Ce problème naît des ambiguïtés de la théorie marxiste. Son idée d'expliquer le rôle du sujet dans l'histoire est fondée sur une ontologie générale qui affirme la primauté de la matière sur la pensée. Ceci mène par analogie à l'idée que le processus de vie «matérielle» de la société est la «base» servant à déterminer ses expressions «idéales» dans les superstructures. Il est clair qu'il s'agit d'une analogie : il n'existe pas de frontière évidente entre la «matière» sociale et l'« esprit» puisqu'il faut bien admettre que l'idéologie « se change, elle aussi, en force matérielle, dès qu'elle saisit les masses », et puisque la production intègre le savoir des producteurs. Cette analogie tire moins sa force du contenu concret de la recherche sociale que de son opposition polémique à la théorie sociale idéaliste qui, la première, établit une différence entre «matière» sociale et «esprit», et qui les classe comme cause et effet. Engels y fait allusion dans la célèbre lettre à Bloch, où il admet que la pratique historiographique du marxisme ne s'accorde pas avec son programme matérialiste. «C'est Marx et moi-même, partiellement, qui devons porter la responsabilité du fait que, parfois, les jeunes donnent plus de poids qu'il ne lui est dû au côté économique. Face à nos adversaires, il nous fallait souligner le principe essentiel nié par eux, et alors nous ne trouvions pas toujours le temps, le lieu, ni l'occasion de donner leur place aux autres facteurs qui participent à l'action réciproque. Mais dès qu'il s'agissait de présenter une tranche d'histoire, c'est-à-dire de passer à l'application pratique, la chose changeait et il n'y avait pasd'erreur possible. (10) »
Dans sa formulation courante, le programme matérialiste mène à des problèmes insolubles. Une fois qu'on conçoit la matière sociale et l'esprit comme des entités indépendantes, comment peut-on les mettre en rapport ? Le problème corps-esprit revient hanter le marxisme qui doit chercher dans la théorie de l'idéologie une glande pinéale sociale qui réunirait ce qui a été scindé conceptuellement. Comme toutes les autres, la solution du problème corps-esprit que propose le marxisme est un échec. Si on explique la pensée sociale comme un « reflet » de la base économique, comme l'image de son original, il est impossible de comprendre l'«action réciproque» du premier sur le second. Et pourtant, sans cette action réciproque, le marxisme s'écroule dans un déterminisme économique qu'Engels n'hésite pas à définir comme «une phrase vide, abstraite, absurde (11) ».

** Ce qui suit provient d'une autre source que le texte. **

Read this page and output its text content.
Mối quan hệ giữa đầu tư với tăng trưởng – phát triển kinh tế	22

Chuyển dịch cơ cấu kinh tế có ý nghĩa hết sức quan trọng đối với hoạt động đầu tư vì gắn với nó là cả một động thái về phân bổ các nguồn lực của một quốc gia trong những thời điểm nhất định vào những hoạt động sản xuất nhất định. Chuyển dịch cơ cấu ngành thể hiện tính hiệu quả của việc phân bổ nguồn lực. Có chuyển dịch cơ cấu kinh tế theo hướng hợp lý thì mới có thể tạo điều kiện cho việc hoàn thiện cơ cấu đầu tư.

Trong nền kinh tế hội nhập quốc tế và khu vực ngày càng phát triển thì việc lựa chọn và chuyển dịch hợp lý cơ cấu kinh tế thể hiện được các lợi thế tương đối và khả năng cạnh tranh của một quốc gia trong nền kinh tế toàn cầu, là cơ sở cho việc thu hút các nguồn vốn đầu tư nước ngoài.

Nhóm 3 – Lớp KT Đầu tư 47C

Ces contradictions montrent qu'on ne résout pas un problème en inversant les signes de la valeur de ses termes. En fait, les mêmes antinomies apparaissent sous une forme inversée dans la problématique inversée. Donc, là où l'idéalisme aboutit à l'indétermination brumeuse d'une théorie des « valeurs » et du « libre arbitre », le matérialisme débouche sur un déterminisme tellement rigide qu'il est absolument incompatible avec tout concept de capacité d'agir historique. Les séquelles de la problématique idéaliste font pencher la théorie marxiste vers ce genre de conclusions, bien que des tendances contraires puissent s'observer dans ses applications concrètes.

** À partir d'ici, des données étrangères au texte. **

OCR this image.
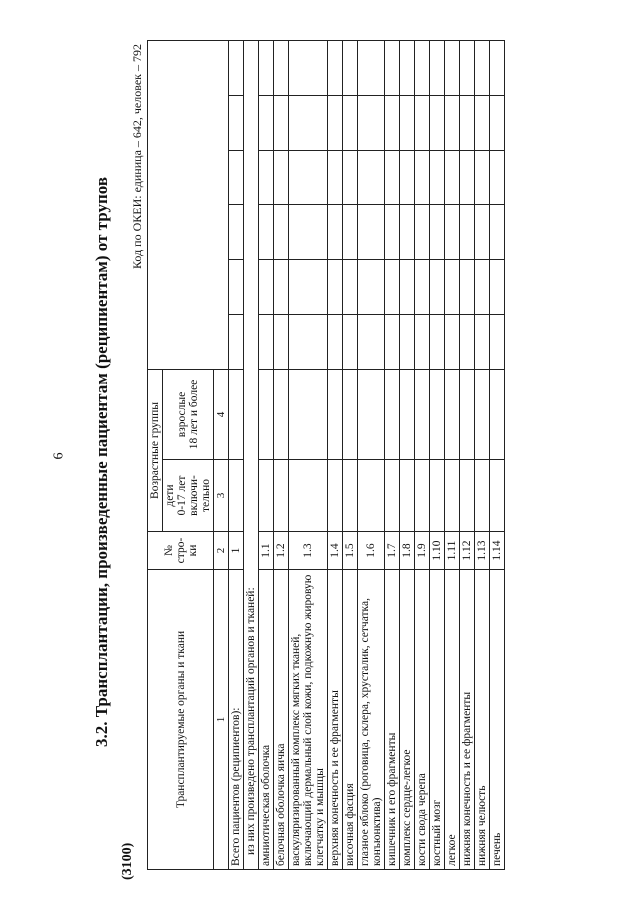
6
(3100)
3.2. Трансплантации, произведенные пациентам (реципиентам) от трупов
Код по ОКЕИ: единица – 642, человек – 792
Трансплантируемые органы и ткани	№
стро-
ки	Возрастные группы							
		дети
0-17 лет
включи-
тельно	взрослые
18 лет и более						
1	2	3	4						
Всего пациентов (реципиентов):	1								
из них произведено трансплантаций органов и тканей:									
амниотическая оболочка	1.1								
белочная оболочка яичка	1.2								
васкуляризированный комплекс мягких тканей, включающий дермальный слой кожи, подкожную жировую клетчатку и мышцы	1.3								
верхняя конечность и ее фрагменты	1.4								
височная фасция	1.5								
глазное яблоко (роговица, склера, хрусталик, сетчатка, конъюнктива)	1.6								
кишечник и его фрагменты	1.7								
комплекс сердце-легкое	1.8								
кости свода черепа	1.9								
костный мозг	1.10								
легкое	1.11								
нижняя конечность и ее фрагменты	1.12								
нижняя челюсть	1.13								
печень	1.14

Faire un lien adéquat entre base et superstructure exige non seulement plus de médiations entre les termes que ce que le matérialisme peut offrir, mais cela exige aussi de donner une définition des termes qui va admettre une médiation possible en principe. C'est précisément ce qui manque au programme matérialiste parce qu'il est prisonnier de la distinction ontologique traditionnelle entre matière et esprit. C'est pourquoi il conçoit l'objectivité comme autosuffisante et non réfléchie, comme l'existence dans le mode de la choséité, assujettie à des lois formelles. Le facteur «subjectif» semble alors être l'opposé correspondant à l'existence, sans substance, réflexion pure qui ne pénètre le monde que par hasard dans une incarnation problématique. Le signe de cette opposition rigide entre pensée et chose apparaît clairement dans les problèmes méthodologiques bien connus du programme matérialiste.
On ne peut expliquer la révolution dans ce cadre qu'en lui faisant quitter l'air pur où flottent les lois pour descendre au niveau terre-à-terre des données historiques particulières. On a souvent l'impression que l'idéologie plus que le mode de production détermine ces données. La révolution en particulier implique la possibilité d'une domination de la superstructure qui va à l'encontre de la thèse déterministe du matérialisme historique. Althusser et sa révision structuraliste de cette thèse, en considérant que la révolution est le résultat structurellement possible du flux des événements contingents, n'amènent pas beaucoup d'eau au moulin. Ce changement va en quelque sorte triompher du déterminisme, mais il abandonne l'avènement de la révolution au hasard. En fait, il faut arriver à expliquer la séquence menant du capitalisme au socialisme comme un processus structurel de changement et non pas comme un processus purement contingent, sans pour autant tomber dans un déterminisme qui exclut la capacité d'agir des êtres humains. Lukács propose un autre type analyse : il interprète le processus révolutionnaire non pas comme une simple conséquence des lois économiques, mais comme la négation déterminée de ces lois.D'après lui, une nécessité dialectique est loin d'être équivalente à une nécessité causale mécanique (12) ».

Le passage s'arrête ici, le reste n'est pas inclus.